Si terrà nella basilica di San Giovanni in Laterano venerdì 21 giugno, alle 12, la sessione di chiusura dell'inchiesta diocesana sulla vita, le virtù, la fama di santità e dei segni della Serva di Dio Chiara Corbella. Il rito sarà presieduto dal vescovo Baldo Reina, vicegerente della diocesi di Roma. Saranno presenti i membri del Tribunale diocesano che hanno condotto l'inchiesta: monsignor Giuseppe D'Alonzo, delegato episcopale; don Giorgio Ciucci, promotore di giustizia; Marcello Terramani, notaio attuario.
La storia
"Il 13 giugno 2012 moriva a Pian della Carlotta (Cerveteri) la Serva di Dio Chiara Corbella, laica e madre di famiglia, sposa e madre di grande fede in Dio", si legge nell’editto che ha dato il via alla causa, il 21 settembre 2018. La sua storia è nota: nata a Roma, cresciuta in una famiglia credente, Chiara si sposa il 21 settembre 2008 con il fidanzato Enrico, anche lui romano di qualche anno più grande, conosciuto a Medjugorje. La giovane rimane incinta ma le ecografie mostrano una grave malformazione. Alla bambina, a cui danno il nome di Maria Grazia Letizia, viene diagnosticata un’anencefalia. Chiara ed Enrico scelgono di portare avanti comunque la gravidanza e la piccola, che nasce il 10 giugno 2009, muore dopo circa mezz’ora. Poco tempo dopo la situazione si ripete: Chiara aspetta il suo secondo bambino ma anche lui, che chiamano Davide Giovanni, ha una malformazione grave. Anche in questo caso porta avanti la gravidanza, il bambino nasce e muore poco dopo la nascita.
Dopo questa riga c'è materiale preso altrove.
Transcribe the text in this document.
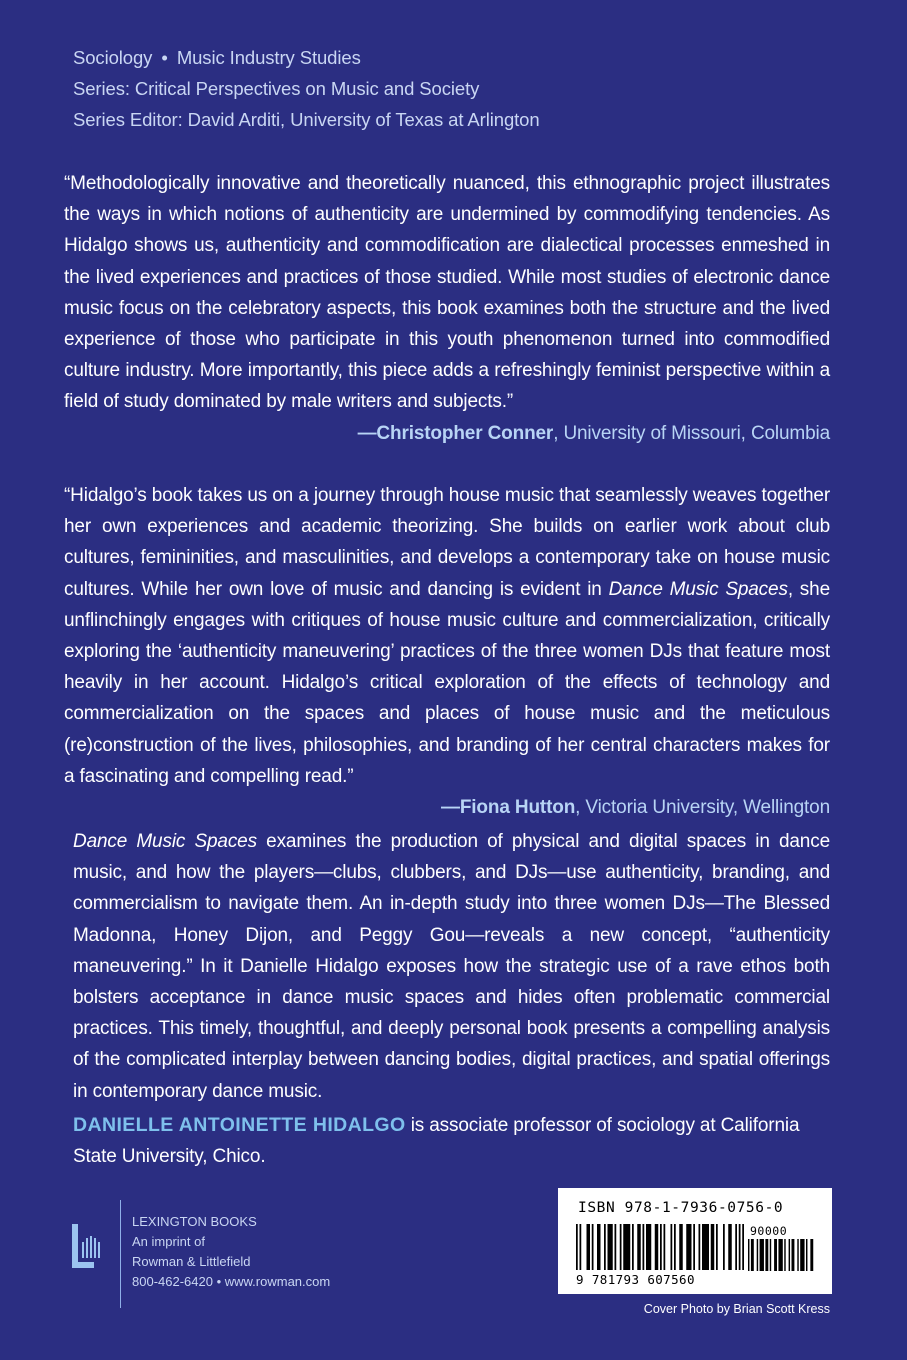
Sociology • Music Industry Studies
Series: Critical Perspectives on Music and Society
Series Editor: David Arditi, University of Texas at Arlington

“Methodologically innovative and theoretically nuanced, this ethnographic project illustrates the ways in which notions of authenticity are undermined by commodifying tendencies. As Hidalgo shows us, authenticity and commodification are dialectical processes enmeshed in the lived experiences and practices of those studied. While most studies of electronic dance music focus on the celebratory aspects, this book examines both the structure and the lived experience of those who participate in this youth phenomenon turned into commodified culture industry. More importantly, this piece adds a refreshingly feminist perspective within a field of study dominated by male writers and subjects.”

—Christopher Conner, University of Missouri, Columbia

“Hidalgo’s book takes us on a journey through house music that seamlessly weaves together her own experiences and academic theorizing. She builds on earlier work about club cultures, femininities, and masculinities, and develops a contemporary take on house music cultures. While her own love of music and dancing is evident in Dance Music Spaces, she unflinchingly engages with critiques of house music culture and commercialization, critically exploring the ‘authenticity maneuvering’ practices of the three women DJs that feature most heavily in her account. Hidalgo’s critical exploration of the effects of technology and commercialization on the spaces and places of house music and the meticulous (re)construction of the lives, philosophies, and branding of her central characters makes for a fascinating and compelling read.”

—Fiona Hutton, Victoria University, Wellington
Dance Music Spaces examines the production of physical and digital spaces in dance music, and how the players—clubs, clubbers, and DJs—use authenticity, branding, and commercialism to navigate them. An in-depth study into three women DJs—The Blessed Madonna, Honey Dijon, and Peggy Gou—reveals a new concept, “authenticity maneuvering.” In it Danielle Hidalgo exposes how the strategic use of a rave ethos both bolsters acceptance in dance music spaces and hides often problematic commercial practices. This timely, thoughtful, and deeply personal book presents a compelling analysis of the complicated interplay between dancing bodies, digital practices, and spatial offerings in contemporary dance music.
DANIELLE ANTOINETTE HIDALGO is associate professor of sociology at California State University, Chico.
LEXINGTON BOOKS
An imprint of
Rowman & Littlefield
800-462-6420 • www.rowman.com
ISBN 978-1-7936-0756-0
90000
9 781793 607560
Cover Photo by Brian Scott Kress
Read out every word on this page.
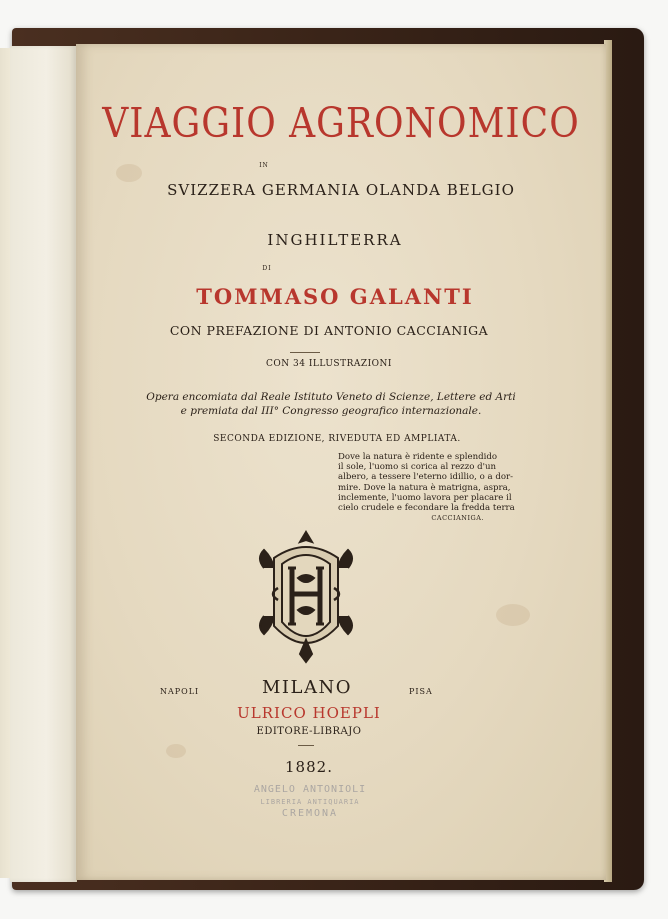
VIAGGIO AGRONOMICO
IN
SVIZZERA GERMANIA OLANDA BELGIO
INGHILTERRA
DI
TOMMASO GALANTI
CON PREFAZIONE DI ANTONIO CACCIANIGA
CON 34 ILLUSTRAZIONI
Opera encomiata dal Reale Istituto Veneto di Scienze, Lettere ed Arti
e premiata dal III° Congresso geografico internazionale.
SECONDA EDIZIONE, RIVEDUTA ED AMPLIATA.
Dove la natura è ridente e splendido
il sole, l'uomo si corica al rezzo d'un
albero, a tessere l'eterno idillio, o a dor-
mire. Dove la natura è matrigna, aspra,
inclemente, l'uomo lavora per placare il
cielo crudele e fecondare la fredda terra
CACCIANIGA.
NAPOLI	MILANO	PISA
ULRICO HOEPLI
EDITORE-LIBRAJO
1882.
ANGELO ANTONIOLI
LIBRERIA ANTIQUARIA
CREMONA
Nella terza gravidanza il bambino è sano, ma è Chiara ad ammalarsi: le viene diagnosticato un tumore alla lingua. Lei sceglie di ritardare le cure, per non provocare danni al piccino che porta in grembo. Il piccolo Francesco nasce e Chiara si sottopone a un intervento, alla chemioterapia e alla radioterapia, ma il tumore è progredito troppo. Muore a soli 28 anni. Il 16 giugno viene celebrato il suo funerale, nella parrocchia di Santa Francesca Romana all’Ardeatino. Il corpo viene sepolto nel cimitero del Verano a Roma, nella stessa tomba dove riposano i suoi altri due bambini.
Faro di luce
"La sua oblazione – si legge ancora nell’editto – rimane come faro di luce della speranza, testimonianza della fede in Dio, autore della vita, esempio dell’amore più grande della paura e della morte". Quell’amore che le consentiva di dire agli amici di considerare "un privilegio sapere in anticipo di morire, perché potevo dire 'ti voglio bene' a tutti", e alla madre: "Se il Signore ha scelto questo per me, vuol dire che è meglio così per me e per quanti mi sono intorno. Perciò io sono contenta".